Este GIF animado muestra el despliegue del mástil de detección remota del rover Perseverance durante una prueba de frío en una cámara de simulación espacial en el Laboratorio de Propulsión a Chorro de la NASA. La prueba tuvo lugar en octubre de 2019.
Créditos: NASA / JPL-Caltech.
Cámara lista

La misión Mars 2020 enviará 25 cámaras al Planeta Rojo, un número récord para una expedición interplanetaria. Después de la instalación, cada cámara con destino al Planeta Rojo tuvo que someterse a un examen “ocular”.

Con una cámara llamada WATSON, que tiene la tarea de tomar fotografías de primer plano y (si es necesario) videos de texturas de rocas, los ingenieros del proyecto grabaron la escena mientras bailaban y saludaban. El objetivo: determinar la velocidad de fotogramas y el tiempo de exposición de la cámara y la capacidad de su ordenador para retener y transferir los datos.

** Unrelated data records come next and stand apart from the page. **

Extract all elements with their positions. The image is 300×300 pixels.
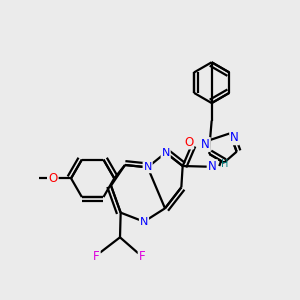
Text: O: O xyxy=(184,136,193,148)
Text: F: F xyxy=(139,250,145,263)
Text: N: N xyxy=(208,160,217,173)
Text: F: F xyxy=(93,250,100,263)
Text: N: N xyxy=(230,131,239,144)
Text: H: H xyxy=(221,159,228,169)
Text: N: N xyxy=(140,217,148,227)
Text: N: N xyxy=(143,162,152,172)
Text: O: O xyxy=(48,172,58,185)
Text: N: N xyxy=(201,138,210,151)
Text: N: N xyxy=(161,148,170,158)
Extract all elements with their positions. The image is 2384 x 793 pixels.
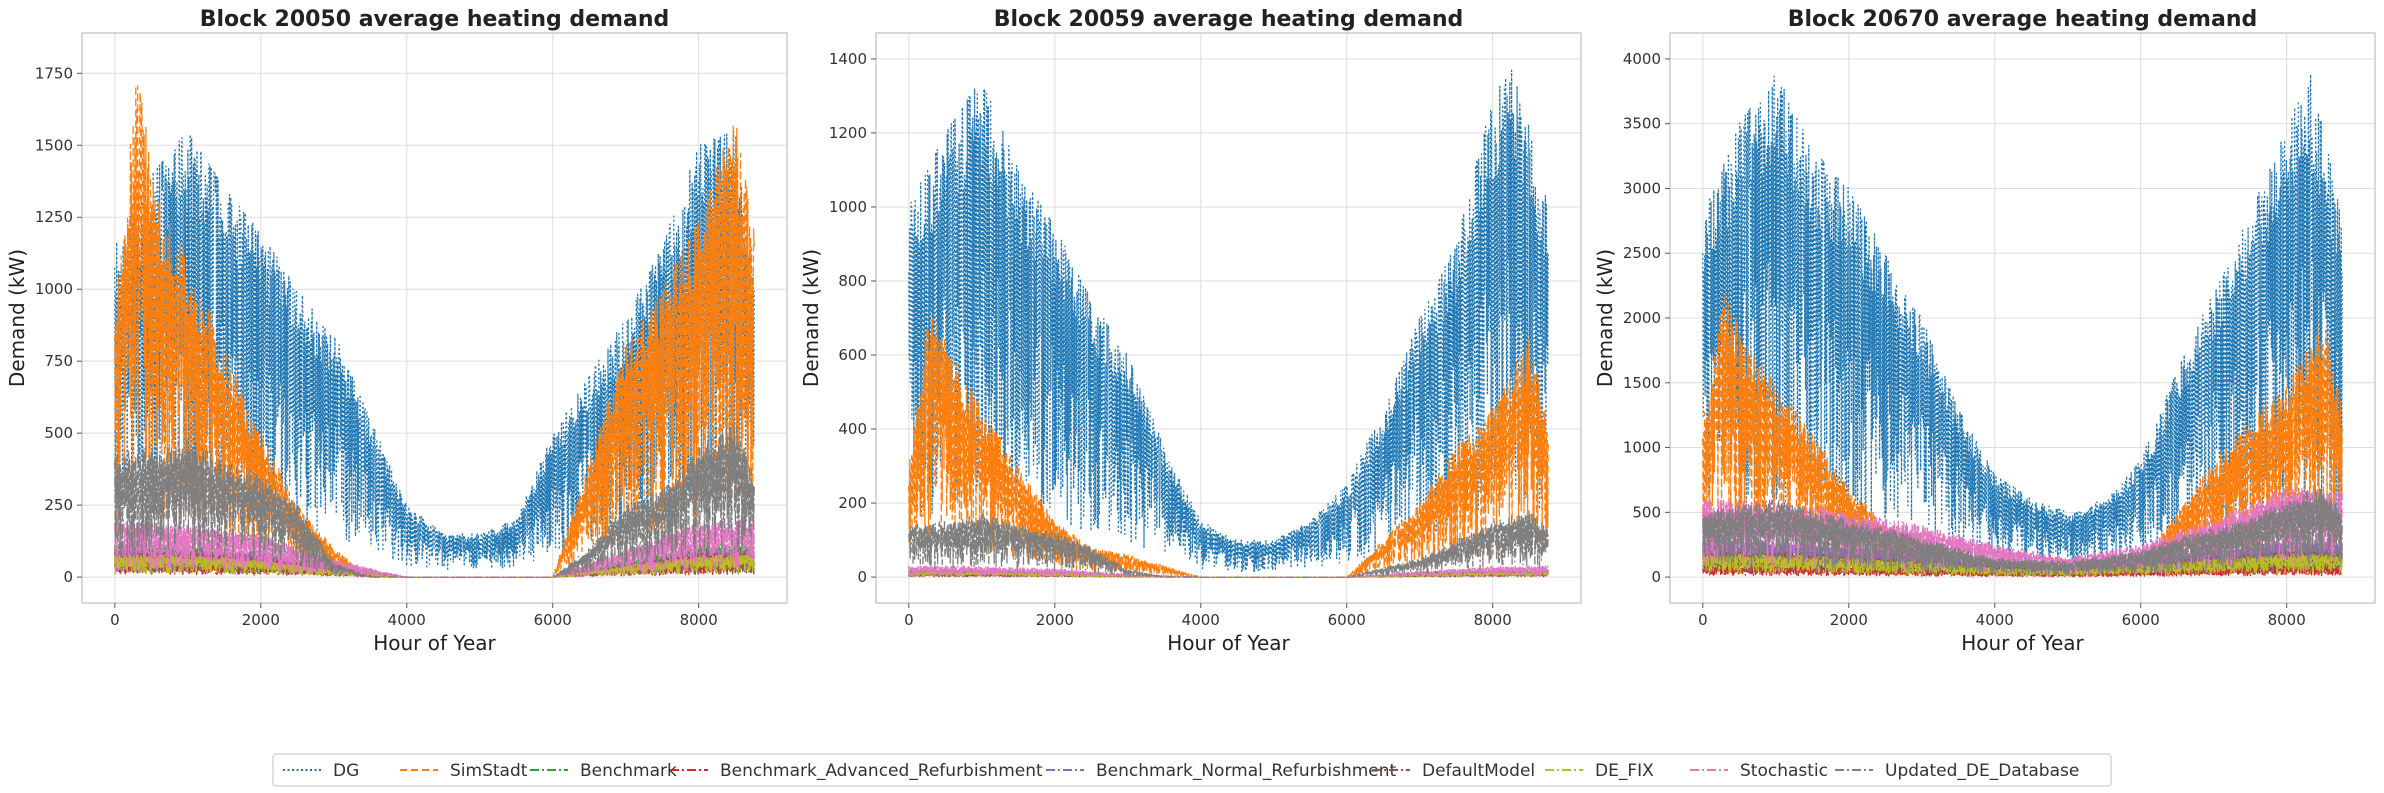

Para otros lectores de imágenes, la prueba fue un poco más formal y rigurosa. El proceso se llama calibración de visión artificial e implica el uso de placas objetivo con rejillas para establecer una línea base para el rendimiento óptico de una cámara. ¿El resultado? La visión de la misión era 2020.


En esta imagen, los ingenieros prueban cámaras en la parte superior del mástil y el chasis frontal del rover Perseverance Mars de la NASA. La imagen fue tomada el 23 de julio de 2019 en el Laboratorio de Propulsión a Chorro de la NASA en el sur de California.
Créditos: NASA / JPL-Caltech.
Sobre la misión Marte 2020

Ya sea que estén trabajando en el ensamblaje final del vehículo en el Centro Espacial Kennedy, probando software y subsistemas en JPL, o (como lo está haciendo la mayoría del equipo) teletrabajando debido a las precauciones de seguridad del coronavirus, el equipo de Perseverance sigue en camino para cumplir con la apertura del período de lanzamiento del rover. No importa qué día se inicie Perseverance, aterrizará en el cráter Jezero de Marte el 18 de febrero de 2021.

La misión de astrobiología del rover Perseverance buscará signos de vida microbiana antigua. También caracterizará el clima y la geología del planeta, recolectará muestras para el futuro regreso a la Tierra y allanará el camino para la exploración humana del Planeta Rojo. La misión de Perseverance es parte de un programa más amplio que incluye misiones a la Luna como una forma de prepararse para la exploración humana del Planeta Rojo. Encargado de llevar nuevamente astronautas a la Luna para 2024, la NASA establecerá una presencia humana sostenida en la Luna y sus alrededores para 2028 a través de los planes de exploración lunar Artemis de la NASA.